FreeBSD on Ryzen

Wed Mar 22 22:37:02 UTC 2017

On 22 Mar, Freddie Cash wrote:
> On Wed, Mar 22, 2017 at 1:30 PM, Don Lewis <truckman at freebsd.org> wrote:
> 
>> I put together a Ryzen 1700X machine over the weekend and installed the
>> 12.0-CURRENT r315413 snapshot on it a couple of days ago.  The RAM is
>> DDR4 2400.
>>
>> First impression is that it's pretty zippy.  Compared to my previous
>> fastest machine:
>>   CPU: AMD FX-8320E Eight-Core Processor (3210.84-MHz K8-class CPU)
>> make -j8 buildworld using tmpfs is a bit more than 2x faster.  Since the
>> Ryzen has SMT, it's eight cores look like 16 CPUs to FreeBSD, I get
>> almost a 2.6x speedup with -j16 as compared to my old machine.
>>
>> I do see that the reported total CPU time increases quite a bit at -j16
>> (~19900u) as compared to -j8 (~13600u) so it is running into some
>> hardware bottlenecks that are slowing down instruction execution.  It
>> could be the resources shared by both SMT threads that share each core,
>> or it could be cache or memory bandwidth related.  The Ryzen topology is
>> a bit complicated. There are two groups of four cores, where each group
>> of four cores shares half of the L3 cache, with a slowish interconnect
>> bus between the groups.  This probably causes some NUMA-like issues.  I
>> wonder if the ULE scheduler could be tweaked to handle this better.
>>
> 
> ?The interconnect, aka Infinity Fabric, runs at the speed of the memory
> controller, so if you put faster RAM into the system, the fabric runs
> faster, and inter-CCX latency should drop to match.

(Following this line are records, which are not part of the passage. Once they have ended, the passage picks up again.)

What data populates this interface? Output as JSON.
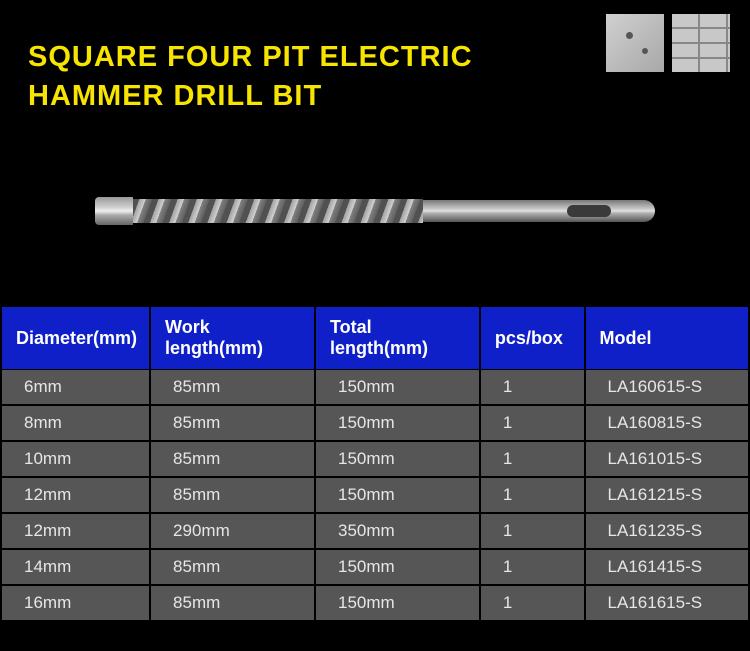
{
  "title": "SQUARE FOUR PIT ELECTRIC\nHAMMER DRILL BIT",
  "colors": {
    "page_bg": "#000000",
    "title_color": "#f7e400",
    "header_bg": "#1020c8",
    "header_text": "#ffffff",
    "cell_bg": "#565656",
    "cell_text": "#e6e6e6"
  },
  "typography": {
    "title_fontsize": 29,
    "title_weight": "bold",
    "header_fontsize": 18,
    "cell_fontsize": 17,
    "font_family": "Arial"
  },
  "material_icons": [
    "concrete",
    "brick"
  ],
  "table": {
    "columns": [
      {
        "label": "Diameter(mm)",
        "width_pct": 18.5
      },
      {
        "label": "Work length(mm)",
        "width_pct": 22.5
      },
      {
        "label": "Total length(mm)",
        "width_pct": 22.5
      },
      {
        "label": "pcs/box",
        "width_pct": 14
      },
      {
        "label": "Model",
        "width_pct": 22.5
      }
    ],
    "rows": [
      [
        "6mm",
        "85mm",
        "150mm",
        "1",
        "LA160615-S"
      ],
      [
        "8mm",
        "85mm",
        "150mm",
        "1",
        "LA160815-S"
      ],
      [
        "10mm",
        "85mm",
        "150mm",
        "1",
        "LA161015-S"
      ],
      [
        "12mm",
        "85mm",
        "150mm",
        "1",
        "LA161215-S"
      ],
      [
        "12mm",
        "290mm",
        "350mm",
        "1",
        "LA161235-S"
      ],
      [
        "14mm",
        "85mm",
        "150mm",
        "1",
        "LA161415-S"
      ],
      [
        "16mm",
        "85mm",
        "150mm",
        "1",
        "LA161615-S"
      ]
    ]
  }
}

Unfortunately ECC RAM seems to max out at DDR4 2400, so I'm already at
the end of that road.

> There's 2 MB of L3 cache shared between every two cores, but any core can
> access data in the L3 cache of any other core.  Latency for those requests
> depends on whether it's within the same CCX (4-core cluster), or in the
> other CCX? (going across the Infinity Fabric).

I missed the extra level of L3 segmentation when I first read this:
<http://www.overclock.net/t/1624566/theories-on-why-the-smt-hurts-the-performance-of-gaming-in-ryzen-and-some-recommendations-for-the-future>
My "slowish" remark was about the speed of Infinity Fabric vs. QPI as
mentioned in this article.

> There's a lot of finicky timing issues with L3 cache accesses, and with
> thread migration (in-CCX vs across the fabric).
> 
> This is a whole other level of NUMA fun.  And it'll get even more fun when
> the server version ships where you have 4 CCXes in a single CPU, with
> multiple sockets on a motherboard, and Infinity Fabric joining everything
> together.  :)

Yeah, given that FreeBSD is pretty weak in terms of NUMA, I wasn't
getting all that excited by the upcoming server stuff.

> I feel sorry for the scheduler devs who get to figure all this out.  :D
>  Supposedly, the Linux folks have this mostly figured out in kernel 4.10,
> but I'll wait for the benchmarks to believe it.  There's a bunch up on
> Phoronix ... but, well, it's Phoronix.  :)

I saw it mentioned that the Linux change was to fix a Bulldozer
optimization that de-optimizes performance on Ryzen.

All in all, I'm pretty impressed with the performance improvement,
especially once I noticed the relatively small clock speed difference
between the 1700X (3394 MHz) vs. my FX-8320E (3211 MHz).  Both have a
95W TDP.

I'm not too thrilled with the 20C offset that AMD adds to Tctl on the
1700X and 1800X (but not the 1700).  It makes the CPU fan sound like a
vacuum cleaner even when the CPU is idle because the motherboard thinks
the CPU is running in the mid-50 degree range.